Specifically, RAR demonstrates significant improvements in Persona-related metrics, including Memory Consistency, Attribute Consistency, and Behavior Consistency. These gains can be attributed to the Role Identity Activation (RIA) module, which continuously reinforces the character’s core traits, experiences, and motivations throughout the reasoning process, preventing the model from deviating from its assigned role. In terms of Knowledge (FA and BCK), RAR also shows strong performance, indicating that the role-aware reasoning helps in accurately recalling and applying character-specific knowledge while respecting established boundaries.
Furthermore, RAR excels in Believability.
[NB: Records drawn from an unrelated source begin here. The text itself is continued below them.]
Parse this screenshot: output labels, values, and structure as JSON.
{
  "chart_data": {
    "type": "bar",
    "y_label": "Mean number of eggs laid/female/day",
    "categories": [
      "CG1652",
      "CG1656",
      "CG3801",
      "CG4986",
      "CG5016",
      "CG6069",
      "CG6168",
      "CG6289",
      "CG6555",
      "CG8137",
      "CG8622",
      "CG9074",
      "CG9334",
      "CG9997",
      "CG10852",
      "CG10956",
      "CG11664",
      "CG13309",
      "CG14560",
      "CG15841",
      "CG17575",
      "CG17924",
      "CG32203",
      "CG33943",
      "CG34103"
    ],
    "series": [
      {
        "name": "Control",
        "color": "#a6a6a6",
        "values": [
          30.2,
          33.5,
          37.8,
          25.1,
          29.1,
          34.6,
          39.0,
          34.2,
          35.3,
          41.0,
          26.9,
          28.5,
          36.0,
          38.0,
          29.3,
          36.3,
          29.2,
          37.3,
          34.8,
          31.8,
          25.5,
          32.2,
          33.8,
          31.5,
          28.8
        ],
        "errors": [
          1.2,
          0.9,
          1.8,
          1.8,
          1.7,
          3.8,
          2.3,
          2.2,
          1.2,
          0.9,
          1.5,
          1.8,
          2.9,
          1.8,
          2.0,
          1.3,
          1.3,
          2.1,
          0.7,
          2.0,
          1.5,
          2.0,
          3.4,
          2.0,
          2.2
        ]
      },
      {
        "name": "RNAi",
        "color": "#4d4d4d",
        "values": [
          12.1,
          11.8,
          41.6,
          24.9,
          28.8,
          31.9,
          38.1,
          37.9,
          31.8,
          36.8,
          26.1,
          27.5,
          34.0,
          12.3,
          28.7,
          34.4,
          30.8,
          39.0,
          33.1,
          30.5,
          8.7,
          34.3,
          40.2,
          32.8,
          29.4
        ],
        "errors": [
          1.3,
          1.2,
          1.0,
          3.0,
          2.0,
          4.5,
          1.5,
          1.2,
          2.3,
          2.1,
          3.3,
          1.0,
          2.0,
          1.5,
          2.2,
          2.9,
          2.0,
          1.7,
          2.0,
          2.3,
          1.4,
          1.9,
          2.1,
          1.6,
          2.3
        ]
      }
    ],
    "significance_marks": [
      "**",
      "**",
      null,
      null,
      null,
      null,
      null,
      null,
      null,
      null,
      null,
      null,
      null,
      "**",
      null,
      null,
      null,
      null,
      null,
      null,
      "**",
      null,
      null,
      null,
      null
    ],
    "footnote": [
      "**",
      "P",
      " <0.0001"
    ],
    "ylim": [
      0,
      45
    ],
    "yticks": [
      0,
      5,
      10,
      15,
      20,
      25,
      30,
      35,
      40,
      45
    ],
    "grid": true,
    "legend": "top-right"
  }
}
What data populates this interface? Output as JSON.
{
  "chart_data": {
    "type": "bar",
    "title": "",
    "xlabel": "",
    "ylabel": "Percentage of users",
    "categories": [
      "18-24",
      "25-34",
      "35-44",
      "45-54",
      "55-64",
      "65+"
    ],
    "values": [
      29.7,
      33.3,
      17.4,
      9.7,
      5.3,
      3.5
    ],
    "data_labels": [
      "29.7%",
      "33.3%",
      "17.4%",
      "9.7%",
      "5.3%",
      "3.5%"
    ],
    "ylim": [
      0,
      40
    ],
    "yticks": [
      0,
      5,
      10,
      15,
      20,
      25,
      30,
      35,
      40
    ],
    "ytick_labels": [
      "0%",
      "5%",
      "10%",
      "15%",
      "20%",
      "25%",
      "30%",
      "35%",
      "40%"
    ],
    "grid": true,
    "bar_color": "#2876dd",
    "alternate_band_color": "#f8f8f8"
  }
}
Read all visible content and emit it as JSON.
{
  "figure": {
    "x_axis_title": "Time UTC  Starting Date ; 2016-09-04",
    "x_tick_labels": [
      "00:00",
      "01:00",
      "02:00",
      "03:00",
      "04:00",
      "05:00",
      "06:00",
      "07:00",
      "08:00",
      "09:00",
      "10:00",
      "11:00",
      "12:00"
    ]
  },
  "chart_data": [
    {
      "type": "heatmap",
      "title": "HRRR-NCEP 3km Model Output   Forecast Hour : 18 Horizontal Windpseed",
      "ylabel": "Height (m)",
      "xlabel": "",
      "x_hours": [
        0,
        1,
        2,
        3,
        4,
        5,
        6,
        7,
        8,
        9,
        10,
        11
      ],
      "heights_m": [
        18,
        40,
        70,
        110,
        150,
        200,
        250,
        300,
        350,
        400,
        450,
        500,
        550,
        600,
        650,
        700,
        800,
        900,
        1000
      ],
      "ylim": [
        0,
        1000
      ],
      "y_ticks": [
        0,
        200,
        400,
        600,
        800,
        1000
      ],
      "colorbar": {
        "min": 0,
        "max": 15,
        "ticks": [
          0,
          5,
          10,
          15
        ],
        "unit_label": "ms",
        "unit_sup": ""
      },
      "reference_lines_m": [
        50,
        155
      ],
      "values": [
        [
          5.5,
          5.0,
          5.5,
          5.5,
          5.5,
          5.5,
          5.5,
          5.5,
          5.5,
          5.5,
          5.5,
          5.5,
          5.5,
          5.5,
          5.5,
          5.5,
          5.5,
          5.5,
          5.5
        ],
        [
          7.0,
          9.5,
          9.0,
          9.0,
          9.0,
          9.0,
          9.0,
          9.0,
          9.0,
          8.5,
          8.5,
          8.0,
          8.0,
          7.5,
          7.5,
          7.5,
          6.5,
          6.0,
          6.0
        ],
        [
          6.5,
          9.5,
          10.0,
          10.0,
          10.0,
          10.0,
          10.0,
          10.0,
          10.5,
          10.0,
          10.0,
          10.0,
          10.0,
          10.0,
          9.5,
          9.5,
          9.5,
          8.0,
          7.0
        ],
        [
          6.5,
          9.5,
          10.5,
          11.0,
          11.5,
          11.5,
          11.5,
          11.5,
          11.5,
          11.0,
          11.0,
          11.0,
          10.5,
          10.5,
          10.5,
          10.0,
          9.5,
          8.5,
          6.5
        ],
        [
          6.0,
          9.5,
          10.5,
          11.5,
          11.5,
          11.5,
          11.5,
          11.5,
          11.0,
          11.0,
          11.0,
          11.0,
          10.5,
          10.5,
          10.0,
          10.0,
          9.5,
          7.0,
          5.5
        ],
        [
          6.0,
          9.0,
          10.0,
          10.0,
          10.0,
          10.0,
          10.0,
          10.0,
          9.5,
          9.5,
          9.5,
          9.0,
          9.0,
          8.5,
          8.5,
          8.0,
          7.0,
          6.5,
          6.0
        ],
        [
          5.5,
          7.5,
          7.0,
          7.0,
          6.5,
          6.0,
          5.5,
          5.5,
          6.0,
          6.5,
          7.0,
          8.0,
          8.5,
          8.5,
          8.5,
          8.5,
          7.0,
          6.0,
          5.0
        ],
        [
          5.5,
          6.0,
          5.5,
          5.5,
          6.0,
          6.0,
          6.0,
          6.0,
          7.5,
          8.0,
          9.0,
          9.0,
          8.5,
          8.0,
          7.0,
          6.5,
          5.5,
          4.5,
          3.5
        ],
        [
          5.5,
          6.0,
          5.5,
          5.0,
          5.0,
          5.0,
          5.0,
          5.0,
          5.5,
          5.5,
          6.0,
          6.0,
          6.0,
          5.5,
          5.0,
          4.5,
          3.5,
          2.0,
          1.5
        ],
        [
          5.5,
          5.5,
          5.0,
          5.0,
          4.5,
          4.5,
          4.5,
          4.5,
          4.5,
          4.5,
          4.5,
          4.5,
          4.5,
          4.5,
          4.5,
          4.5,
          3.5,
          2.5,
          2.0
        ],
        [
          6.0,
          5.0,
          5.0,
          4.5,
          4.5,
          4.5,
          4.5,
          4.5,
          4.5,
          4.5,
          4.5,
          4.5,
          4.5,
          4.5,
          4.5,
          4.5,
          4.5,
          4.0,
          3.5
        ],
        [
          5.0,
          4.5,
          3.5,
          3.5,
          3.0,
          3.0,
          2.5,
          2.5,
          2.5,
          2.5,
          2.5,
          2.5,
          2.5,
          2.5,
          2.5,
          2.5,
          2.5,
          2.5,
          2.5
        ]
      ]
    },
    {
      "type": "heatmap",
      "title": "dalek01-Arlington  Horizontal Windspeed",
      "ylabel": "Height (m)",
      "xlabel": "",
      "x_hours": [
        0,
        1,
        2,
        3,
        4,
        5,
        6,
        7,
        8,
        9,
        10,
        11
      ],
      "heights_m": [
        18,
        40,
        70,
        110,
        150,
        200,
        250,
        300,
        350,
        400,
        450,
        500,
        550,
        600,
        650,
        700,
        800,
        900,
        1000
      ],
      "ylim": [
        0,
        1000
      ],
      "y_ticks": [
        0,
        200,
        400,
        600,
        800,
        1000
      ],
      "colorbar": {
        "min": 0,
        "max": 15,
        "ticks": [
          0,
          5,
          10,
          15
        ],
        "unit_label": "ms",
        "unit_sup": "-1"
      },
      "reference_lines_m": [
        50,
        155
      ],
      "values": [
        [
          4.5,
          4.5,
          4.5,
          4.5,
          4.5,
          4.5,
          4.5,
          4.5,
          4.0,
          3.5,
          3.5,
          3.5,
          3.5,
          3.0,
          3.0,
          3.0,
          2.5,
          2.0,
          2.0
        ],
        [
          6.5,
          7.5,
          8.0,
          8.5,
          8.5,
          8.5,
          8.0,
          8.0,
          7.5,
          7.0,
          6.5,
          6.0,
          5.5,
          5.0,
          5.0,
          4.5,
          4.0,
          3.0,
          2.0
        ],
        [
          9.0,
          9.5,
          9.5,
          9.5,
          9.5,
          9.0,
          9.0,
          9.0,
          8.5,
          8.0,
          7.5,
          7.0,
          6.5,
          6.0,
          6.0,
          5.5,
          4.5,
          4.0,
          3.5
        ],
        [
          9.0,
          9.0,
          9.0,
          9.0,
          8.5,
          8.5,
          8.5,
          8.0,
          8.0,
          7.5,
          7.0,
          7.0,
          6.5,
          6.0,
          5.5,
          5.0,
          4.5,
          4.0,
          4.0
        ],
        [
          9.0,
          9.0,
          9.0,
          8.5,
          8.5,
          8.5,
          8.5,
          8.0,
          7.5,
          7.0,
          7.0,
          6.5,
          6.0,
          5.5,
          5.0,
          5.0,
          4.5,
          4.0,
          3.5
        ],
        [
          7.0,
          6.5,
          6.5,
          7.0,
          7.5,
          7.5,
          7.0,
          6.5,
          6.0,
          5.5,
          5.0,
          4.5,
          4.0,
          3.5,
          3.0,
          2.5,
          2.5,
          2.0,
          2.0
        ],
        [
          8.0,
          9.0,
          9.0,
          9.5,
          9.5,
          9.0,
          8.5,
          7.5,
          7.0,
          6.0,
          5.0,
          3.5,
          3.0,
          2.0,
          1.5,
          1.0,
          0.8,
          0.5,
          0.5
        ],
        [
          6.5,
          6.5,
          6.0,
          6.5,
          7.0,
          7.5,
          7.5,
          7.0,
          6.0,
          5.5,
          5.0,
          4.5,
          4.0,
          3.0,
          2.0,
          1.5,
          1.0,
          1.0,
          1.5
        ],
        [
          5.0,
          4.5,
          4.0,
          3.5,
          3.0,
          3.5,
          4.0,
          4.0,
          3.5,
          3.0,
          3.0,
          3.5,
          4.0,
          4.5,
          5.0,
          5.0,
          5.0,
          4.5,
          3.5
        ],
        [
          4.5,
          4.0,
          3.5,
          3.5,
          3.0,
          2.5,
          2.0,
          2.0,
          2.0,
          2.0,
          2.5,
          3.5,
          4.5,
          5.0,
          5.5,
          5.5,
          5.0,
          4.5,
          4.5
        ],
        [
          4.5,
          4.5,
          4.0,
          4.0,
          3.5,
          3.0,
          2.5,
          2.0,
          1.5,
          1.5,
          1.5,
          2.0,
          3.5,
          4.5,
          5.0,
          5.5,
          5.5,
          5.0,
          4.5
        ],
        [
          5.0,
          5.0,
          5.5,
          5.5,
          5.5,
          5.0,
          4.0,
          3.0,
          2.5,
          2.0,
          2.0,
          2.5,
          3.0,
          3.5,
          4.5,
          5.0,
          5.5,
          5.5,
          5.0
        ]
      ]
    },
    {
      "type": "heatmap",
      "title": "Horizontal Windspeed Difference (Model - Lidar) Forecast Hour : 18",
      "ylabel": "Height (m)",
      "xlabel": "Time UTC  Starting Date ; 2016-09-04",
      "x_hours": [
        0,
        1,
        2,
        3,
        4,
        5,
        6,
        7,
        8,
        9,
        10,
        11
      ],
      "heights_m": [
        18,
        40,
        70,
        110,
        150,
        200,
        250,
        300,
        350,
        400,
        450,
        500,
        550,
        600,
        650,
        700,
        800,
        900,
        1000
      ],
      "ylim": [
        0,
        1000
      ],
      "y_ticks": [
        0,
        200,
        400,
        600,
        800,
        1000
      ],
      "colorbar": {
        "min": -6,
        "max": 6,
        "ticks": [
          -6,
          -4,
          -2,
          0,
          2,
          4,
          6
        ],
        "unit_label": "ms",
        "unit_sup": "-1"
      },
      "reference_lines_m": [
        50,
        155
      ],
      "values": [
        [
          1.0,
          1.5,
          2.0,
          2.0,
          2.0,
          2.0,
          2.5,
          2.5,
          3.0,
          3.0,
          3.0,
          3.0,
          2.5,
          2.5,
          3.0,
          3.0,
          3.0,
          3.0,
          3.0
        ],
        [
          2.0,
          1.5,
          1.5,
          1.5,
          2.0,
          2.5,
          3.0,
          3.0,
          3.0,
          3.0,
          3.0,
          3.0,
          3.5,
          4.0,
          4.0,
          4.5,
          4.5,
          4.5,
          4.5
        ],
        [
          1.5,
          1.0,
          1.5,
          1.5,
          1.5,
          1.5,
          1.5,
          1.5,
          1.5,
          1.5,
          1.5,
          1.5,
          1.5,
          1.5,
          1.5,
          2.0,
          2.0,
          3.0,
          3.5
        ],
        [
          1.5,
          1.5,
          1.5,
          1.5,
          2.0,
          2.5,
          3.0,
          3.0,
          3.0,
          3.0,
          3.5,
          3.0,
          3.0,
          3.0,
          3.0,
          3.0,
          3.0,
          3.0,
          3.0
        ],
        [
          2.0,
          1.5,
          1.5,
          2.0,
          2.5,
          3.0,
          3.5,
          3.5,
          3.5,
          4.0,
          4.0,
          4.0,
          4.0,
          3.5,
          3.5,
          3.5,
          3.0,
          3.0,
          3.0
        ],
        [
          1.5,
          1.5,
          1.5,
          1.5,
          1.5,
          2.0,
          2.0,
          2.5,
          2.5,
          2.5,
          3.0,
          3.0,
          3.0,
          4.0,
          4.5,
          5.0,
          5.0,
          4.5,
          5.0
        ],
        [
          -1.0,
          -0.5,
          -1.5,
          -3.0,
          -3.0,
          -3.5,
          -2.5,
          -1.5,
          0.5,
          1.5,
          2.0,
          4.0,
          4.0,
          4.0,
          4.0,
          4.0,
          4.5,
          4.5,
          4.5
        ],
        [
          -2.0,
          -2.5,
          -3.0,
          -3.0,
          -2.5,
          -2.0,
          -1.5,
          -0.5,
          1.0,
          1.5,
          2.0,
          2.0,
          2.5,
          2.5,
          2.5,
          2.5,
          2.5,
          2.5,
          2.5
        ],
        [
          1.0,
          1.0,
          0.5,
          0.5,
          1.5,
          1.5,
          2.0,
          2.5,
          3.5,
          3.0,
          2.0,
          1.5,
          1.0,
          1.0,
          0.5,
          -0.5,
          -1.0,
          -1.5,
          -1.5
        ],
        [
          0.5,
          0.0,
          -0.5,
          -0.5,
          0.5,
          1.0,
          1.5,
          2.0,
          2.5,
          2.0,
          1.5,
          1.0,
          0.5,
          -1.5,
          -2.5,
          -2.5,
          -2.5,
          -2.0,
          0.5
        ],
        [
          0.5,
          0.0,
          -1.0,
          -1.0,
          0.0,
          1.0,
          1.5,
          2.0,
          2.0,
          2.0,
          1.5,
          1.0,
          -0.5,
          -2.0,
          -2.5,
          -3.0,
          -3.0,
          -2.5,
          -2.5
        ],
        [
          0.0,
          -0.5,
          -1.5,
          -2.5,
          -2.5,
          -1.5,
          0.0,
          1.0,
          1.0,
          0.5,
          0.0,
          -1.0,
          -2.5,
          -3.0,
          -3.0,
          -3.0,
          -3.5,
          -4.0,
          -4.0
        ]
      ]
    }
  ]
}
This can be attributed to the RSO’s ability to adapt the reasoning style, allowing the model to generate more human-like responses, thereby enhancing user engagement. Compared to the Distill baseline, which also incorporates reasoning traces, RAR’s superior performance highlights the benefits of targeted role awareness and style optimization over generic reasoning. Notably, while MoreThink attempts to enforce extended reasoning, its performance significantly degrades on several metrics, particularly persona consistency and memory, suggesting that unguided, lengthy reasoning can be detrimental. At the same time, specialized role-playing models like Neeko and CharacterGLM also fall short of RAR, indicating that RAR’s explicit modeling of internal thought processes leads to more robust and consistent character portrayal.
Social Interaction Table 2 presents the results on the SocialBench benchmark, which evaluates agents’ social intelligence. RAR again demonstrates superior performance, achieving the highest average score. Notably, RAR achieves top scores in Role Knowledge and Role Style, directly reflecting the strengths of the RIA and RSO modules, respectively. RIA ensures the model deeply understands and internalizes the character’s knowledge and background, while RSO enables it to adapt its communication style to be appropriate for the character and social context.
Secondly, RAR also shows strong performance in understanding social preferences. This suggests that the character’s standpoints and motivations, instilled by RIA, guide the model’s reasoning in complex social scenarios, leading to more appropriate and character-consistent social judgments. Furthermore, while performance on metrics like Situational Understanding, and Humor and Sarcasm Detection is competitive, there is still room for advancement, indicating the inherent difficulty of these social reasoning tasks.